While most Australian Judges already prioritise safety, the new law is an important signal to mediators.
   Mediators need to identify cases that have family violence

   Need to have resources in place, good access to legal aid
   Lack of access to different IT systems in agencies was an issue
   A law wont deal with the issues as you need to have resources in place to deal with the issues
Guest comments
All matters regarding children should be taken to an independent body
Why do we have judges dealing with this rather than health professionals
   Recognise having the children involved

Response was that if you are going to make decisions that are binding you need judges
Other notes:
In the Professor's survey they called men as well as women to talk about family violence
In community based representative samples men were just as likely to report violence as were women.

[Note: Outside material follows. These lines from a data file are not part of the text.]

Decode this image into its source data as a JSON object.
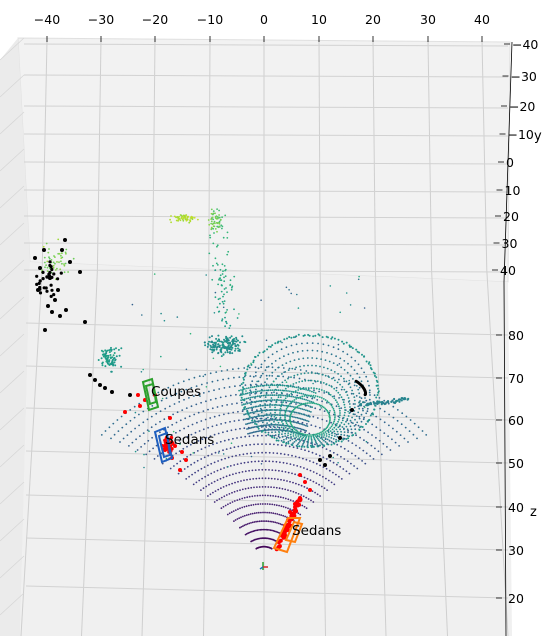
{
  "chart_data": {
    "type": "scatter",
    "projection": "3d",
    "title": "",
    "xlabel": "",
    "ylabel": "y",
    "zlabel": "z",
    "x_ticks": [
      -40,
      -30,
      -20,
      -10,
      0,
      10,
      20,
      30,
      40
    ],
    "y_ticks": [
      -40,
      -30,
      -20,
      -10,
      0,
      10,
      20,
      30,
      40
    ],
    "z_ticks": [
      80,
      70,
      60,
      50,
      40,
      30,
      20
    ],
    "grid": true,
    "colormap": "viridis",
    "annotations": [
      {
        "label": "Coupes",
        "x": -21,
        "z": 66
      },
      {
        "label": "Sedans",
        "x": -19,
        "z": 58
      },
      {
        "label": "Sedans",
        "x": 5,
        "z": 37
      }
    ],
    "object_point_colors": {
      "dark": "#000000",
      "highlight": "#ff0000"
    },
    "box_colors": {
      "coupe": "#2ca02c",
      "sedan": "#1f5fbf",
      "sedan_near": "#ff7f0e"
    }
  }
}
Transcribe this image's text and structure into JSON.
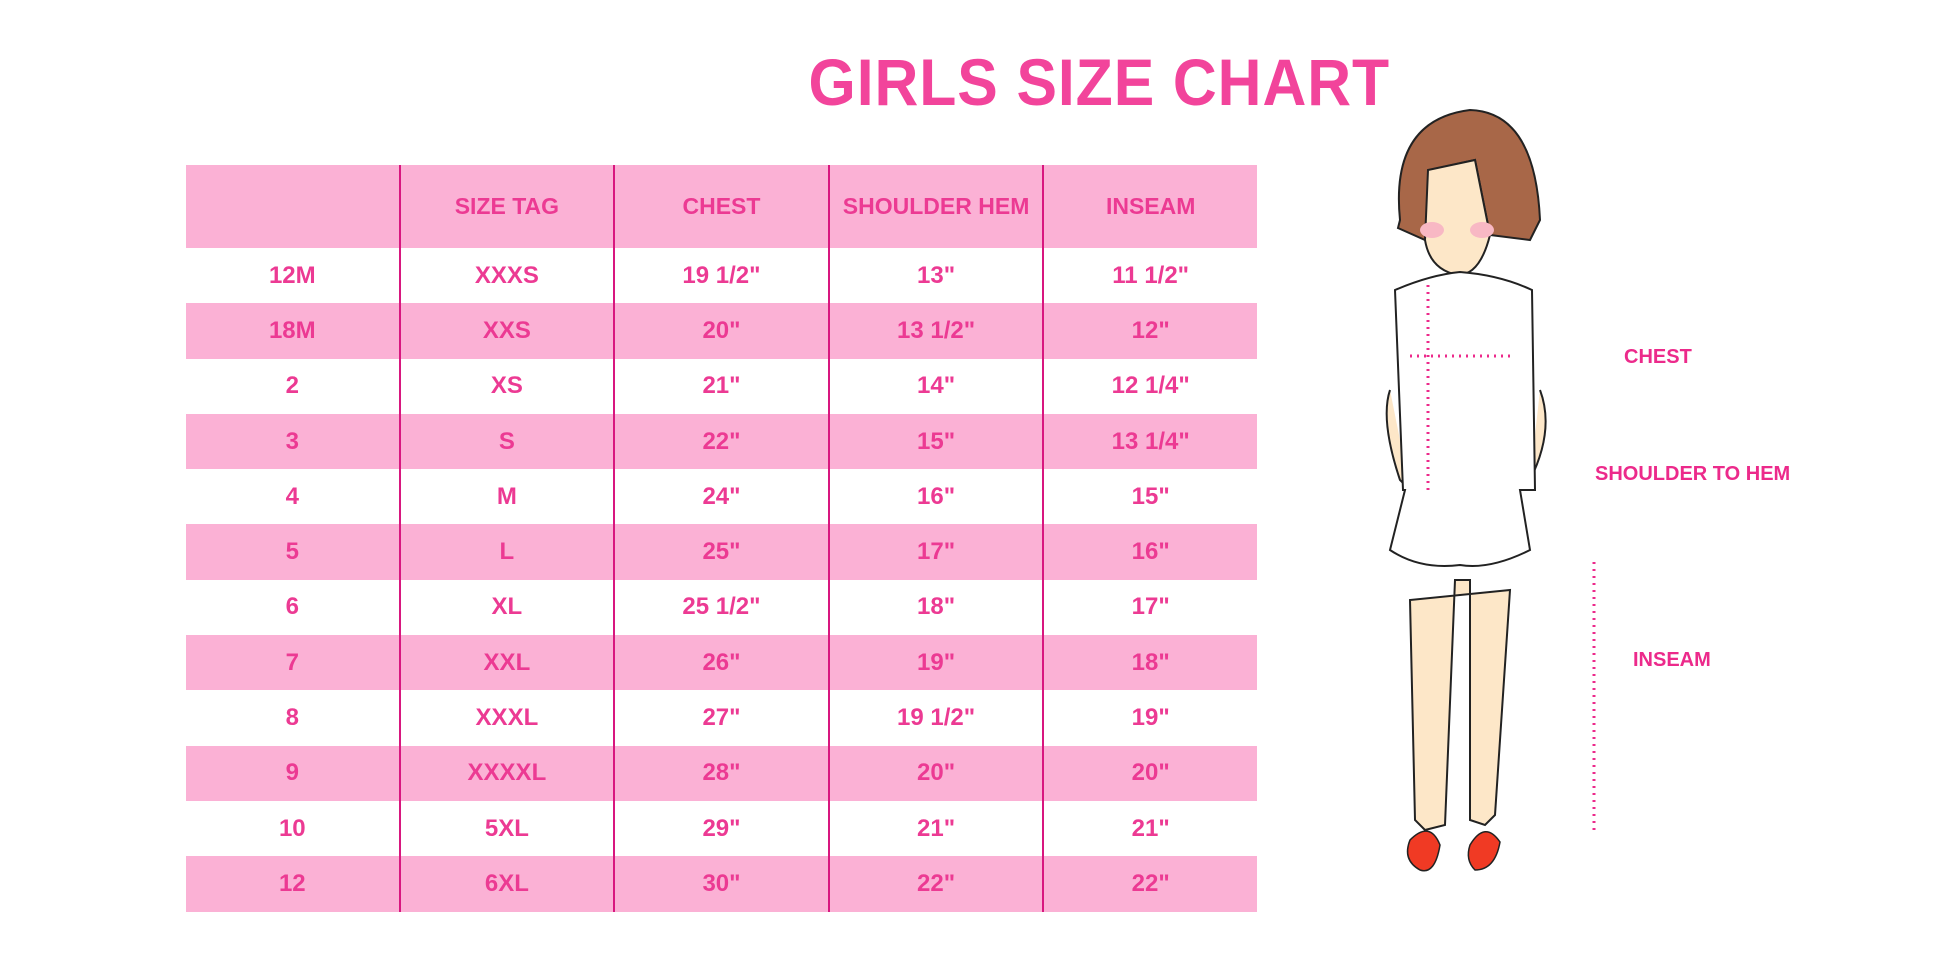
{
  "title": "GIRLS SIZE CHART",
  "table": {
    "headers": [
      "",
      "SIZE TAG",
      "CHEST",
      "SHOULDER HEM",
      "INSEAM"
    ],
    "rows": [
      [
        "12M",
        "XXXS",
        "19 1/2\"",
        "13\"",
        "11 1/2\""
      ],
      [
        "18M",
        "XXS",
        "20\"",
        "13 1/2\"",
        "12\""
      ],
      [
        "2",
        "XS",
        "21\"",
        "14\"",
        "12 1/4\""
      ],
      [
        "3",
        "S",
        "22\"",
        "15\"",
        "13 1/4\""
      ],
      [
        "4",
        "M",
        "24\"",
        "16\"",
        "15\""
      ],
      [
        "5",
        "L",
        "25\"",
        "17\"",
        "16\""
      ],
      [
        "6",
        "XL",
        "25 1/2\"",
        "18\"",
        "17\""
      ],
      [
        "7",
        "XXL",
        "26\"",
        "19\"",
        "18\""
      ],
      [
        "8",
        "XXXL",
        "27\"",
        "19 1/2\"",
        "19\""
      ],
      [
        "9",
        "XXXXL",
        "28\"",
        "20\"",
        "20\""
      ],
      [
        "10",
        "5XL",
        "29\"",
        "21\"",
        "21\""
      ],
      [
        "12",
        "6XL",
        "30\"",
        "22\"",
        "22\""
      ]
    ]
  },
  "diagram": {
    "chest_label": "CHEST",
    "shoulder_label": "SHOULDER TO HEM",
    "inseam_label": "INSEAM"
  },
  "colors": {
    "title": "#f2449b",
    "row_pink": "#fbb1d5",
    "text": "#ec3a93",
    "divider": "#d8177f"
  }
}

Very different in child protection to make children safe and have their well-being of the child looked after
Jen Macintosh is developing some sort of an instrument.

Professor Bala said
Australia is a world leader in family law and many countries look to Australia.

Key points:
  •  Intensity of political advocacy by both womens & mens lobby groups
  •  Appropriate and exist everywhere, but most intense in Oz.
  •  Some scholars in many countries are doing advocacy research for both mens and womens groups
  •  Complexity & frequency of amendment of statute
  •  Statutory objectives, primary considerations, additional considerations etc.
  •  Government funding of services
  •  Family Relationship Centres, ICL, Family Consultants etc.
  •  Quality of judicial appointments to family bench
  • Research
  •  AIFS  best quality & most funding for family research
  •  Parkinson, Chisholm, McIntosh, Cashmore , Smyth etc.
  •  Judges writing articles; Altobelli, Bryant etc.

Last edit: by Secretary SPCA

Executive Secretary - Shared Parenting Council of Australia
 Was my post helpful? If so, please let others know about the FamilyLawWebGuide whenever you see the opportunity

Summary from Professor Bala - The new law may have unintended negative consequences.

Summary: Australias post-separation parenting legislation is perhaps the most complex and frequently amended law of its kind in the world.

The 2011 amendments to the Family Law Act (in force June 2012), while welcome in some respects, also have significant limitations.

The new law emphasizes the importance of family violence, and should result in fewer settlements and mediated agreements that might endanger children.   

However, the amendments fail to provide clear guidance for decision-makers.While Australian judges can generally be expected to continue to exercise their discretion and take a balanced, protective approach to these challenging cases, the new law may have unintended negative consequences.

Enacting this law reflects an international trend of politicians to place too much emphasis on statutory reform and create unrealistic expectations for family justice, while failing to devote adequate resources to address problems. More effective responses to domestic violence require more resources for better, early assessment and investigation, and a better understanding by legislators of the complexity and heterogeneity of spousal violence.
The recent reform of family legislation in New Zealand, which directs courts about the factors to be taken into account in assessing risk, is a preferable model for statutory reform.

Executive Secretary - Shared Parenting Council of Australia
 Was my post helpful? If so, please let others know about the FamilyLawWebGuide whenever you see the opportunity
Thanks for the info SPCA - this person seems to have a balanced perspective towards the issues.